In the July/August 2018 edition of the Non-Prime Times I published an article titled “Will the Real AI Please Stand Up?” In that article, I go into great detail regarding proper and improper applications of artificial intelligence tools. If you would like to receive this article, please reach out to me through the e-mail address at the end of the article. For the purpose of this discussion, I will use machine learning (ML) as an illustration as it is the method most commonly used among AI tools in this industry.

Tools, such as ML, frequently utilize what is called discrete mathematics. Discrete mathematics, while a powerful tool in many areas of computer science and mathematics, does have some drawbacks when applied to creating predictive models. Some of the more serious of these drawbacks include:

• Sensitivity to Input Data: Discrete models can be sensitive to changes in input data, especially if the data is noisy or contains outliers. Small changes in input values can lead to significant changes in the model’s predictions, which can be undesirable in many real-world applications. Credit factors and subsequent performance are profoundly noisy, which does not bode well for overly complex modeling forms.

• Difficulty in Handling Uncertainty: Predictive modeling often involves dealing with uncertainty in the data and the underlying processes being modeled. Discrete mathematics may not provide adequate tools for quantifying and managing uncertainty, especially compared to probabilistic or statistical approaches.
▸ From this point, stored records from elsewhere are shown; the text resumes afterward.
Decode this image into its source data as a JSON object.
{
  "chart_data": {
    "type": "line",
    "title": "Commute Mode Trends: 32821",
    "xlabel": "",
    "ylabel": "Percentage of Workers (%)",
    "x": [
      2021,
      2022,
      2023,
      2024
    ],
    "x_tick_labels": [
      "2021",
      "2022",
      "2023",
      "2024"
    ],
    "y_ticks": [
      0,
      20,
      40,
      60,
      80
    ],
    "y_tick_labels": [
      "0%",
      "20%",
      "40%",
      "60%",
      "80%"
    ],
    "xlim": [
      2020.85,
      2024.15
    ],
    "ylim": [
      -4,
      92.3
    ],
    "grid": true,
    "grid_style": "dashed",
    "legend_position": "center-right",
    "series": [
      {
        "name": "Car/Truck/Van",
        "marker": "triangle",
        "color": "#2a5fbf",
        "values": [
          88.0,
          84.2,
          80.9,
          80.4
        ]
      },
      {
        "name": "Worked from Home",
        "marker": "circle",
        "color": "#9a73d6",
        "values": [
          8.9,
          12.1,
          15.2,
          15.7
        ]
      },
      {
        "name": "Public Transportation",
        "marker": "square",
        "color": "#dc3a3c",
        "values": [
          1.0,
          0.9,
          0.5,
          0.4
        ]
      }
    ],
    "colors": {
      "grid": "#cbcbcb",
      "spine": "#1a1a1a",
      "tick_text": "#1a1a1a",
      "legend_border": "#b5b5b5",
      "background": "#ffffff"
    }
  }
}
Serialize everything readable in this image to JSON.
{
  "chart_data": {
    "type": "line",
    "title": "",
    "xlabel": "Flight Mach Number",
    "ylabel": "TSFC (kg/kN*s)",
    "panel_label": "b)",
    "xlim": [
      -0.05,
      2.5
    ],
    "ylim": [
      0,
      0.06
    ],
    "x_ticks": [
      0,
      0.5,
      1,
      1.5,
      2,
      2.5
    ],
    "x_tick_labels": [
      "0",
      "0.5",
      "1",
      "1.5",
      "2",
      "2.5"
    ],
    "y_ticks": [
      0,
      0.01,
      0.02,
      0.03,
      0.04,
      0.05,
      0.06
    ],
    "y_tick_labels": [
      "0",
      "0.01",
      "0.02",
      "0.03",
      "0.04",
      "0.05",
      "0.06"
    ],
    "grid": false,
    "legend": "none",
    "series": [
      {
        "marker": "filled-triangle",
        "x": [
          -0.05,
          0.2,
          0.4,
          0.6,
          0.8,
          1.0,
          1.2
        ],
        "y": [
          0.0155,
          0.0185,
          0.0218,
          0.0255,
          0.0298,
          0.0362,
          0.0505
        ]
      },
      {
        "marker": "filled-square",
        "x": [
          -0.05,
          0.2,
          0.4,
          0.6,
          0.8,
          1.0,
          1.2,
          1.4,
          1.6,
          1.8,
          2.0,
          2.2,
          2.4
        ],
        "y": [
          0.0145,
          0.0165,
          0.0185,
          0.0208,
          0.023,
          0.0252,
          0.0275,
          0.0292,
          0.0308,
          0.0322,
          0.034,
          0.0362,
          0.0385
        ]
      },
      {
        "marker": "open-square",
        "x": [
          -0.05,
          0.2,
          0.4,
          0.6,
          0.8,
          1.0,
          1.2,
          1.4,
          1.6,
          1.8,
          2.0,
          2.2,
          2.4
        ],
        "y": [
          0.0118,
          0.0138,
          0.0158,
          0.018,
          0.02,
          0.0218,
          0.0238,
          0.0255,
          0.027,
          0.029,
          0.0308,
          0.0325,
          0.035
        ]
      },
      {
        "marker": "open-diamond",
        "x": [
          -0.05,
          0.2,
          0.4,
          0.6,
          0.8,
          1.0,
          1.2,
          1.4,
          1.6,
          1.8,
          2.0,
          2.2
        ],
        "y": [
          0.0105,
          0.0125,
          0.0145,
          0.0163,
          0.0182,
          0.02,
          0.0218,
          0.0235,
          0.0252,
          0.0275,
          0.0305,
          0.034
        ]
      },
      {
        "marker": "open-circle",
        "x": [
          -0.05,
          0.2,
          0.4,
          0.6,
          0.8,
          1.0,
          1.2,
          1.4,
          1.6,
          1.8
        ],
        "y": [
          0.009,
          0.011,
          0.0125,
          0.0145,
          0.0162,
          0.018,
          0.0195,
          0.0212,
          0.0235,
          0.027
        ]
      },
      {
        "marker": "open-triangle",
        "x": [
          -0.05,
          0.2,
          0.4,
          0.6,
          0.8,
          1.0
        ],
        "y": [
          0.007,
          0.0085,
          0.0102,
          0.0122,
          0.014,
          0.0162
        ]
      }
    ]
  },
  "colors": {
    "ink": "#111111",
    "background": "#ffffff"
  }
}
• Generalization to New Data: Discrete models may struggle with generalizing patterns learned from training data to unseen data, especially if the underlying relationships are complex or not well-represented in the training data. This can result in overfitting or underfitting of the model. This is often the result of what we refer to as inductive bias, which in this case means the data you have to build the model on is not representative of the future period you are applying the model to. This is certainly a relevant concern today in light of the volatility observed from the pandemic through to a high inflationary period.

It is important to think of analytics as a toolbox full of instruments that have good uses for some problems, but not for others. All modeling techniques have strengths and limitations that must be evaluated based on the problem the modeler is trying to solve. The choice of method should not be based on the sophistication or novelty of a particular approach, but on which one validates the most successfully while minimizing the limitations associated with it.

Best Practices

Disciplined lenders tend to read the signs and tighten up credit when the market overheats. Others keep expanding through highly competitive periods, often by loosening up on price and credit standards. The latter group gets hit hardest during economic downturns as consumers with the weakest credit and highest debt loads default. This supports my long-held belief that the majority of the credit equation is based on what the lender does at the point of origination.

Having said that, what we saw during and after the pandemic was unprecedented. Performance improved in 2020 through early 2021 due to a massive amount of forbearance in the entire consumer lending market, enhanced by stimulus. Likewise, record inflation and vehicle prices pushed consumers to default who would not have in other periods. None of those outcomes were caused by a breakdown in credit policy or models.

These performance shocks have caused many lenders to re-evaluate their credit and portfolio management strategies, particularly as it relates to scoring models. As managers seek answers to what might have been missed over the past two years, it is important to not throw out the baby with the bathwater. The key to long-term growth, recovery and stability for lenders is to avoid over-reacting to outside forces and remained focused on best practices that have been reliable for many years.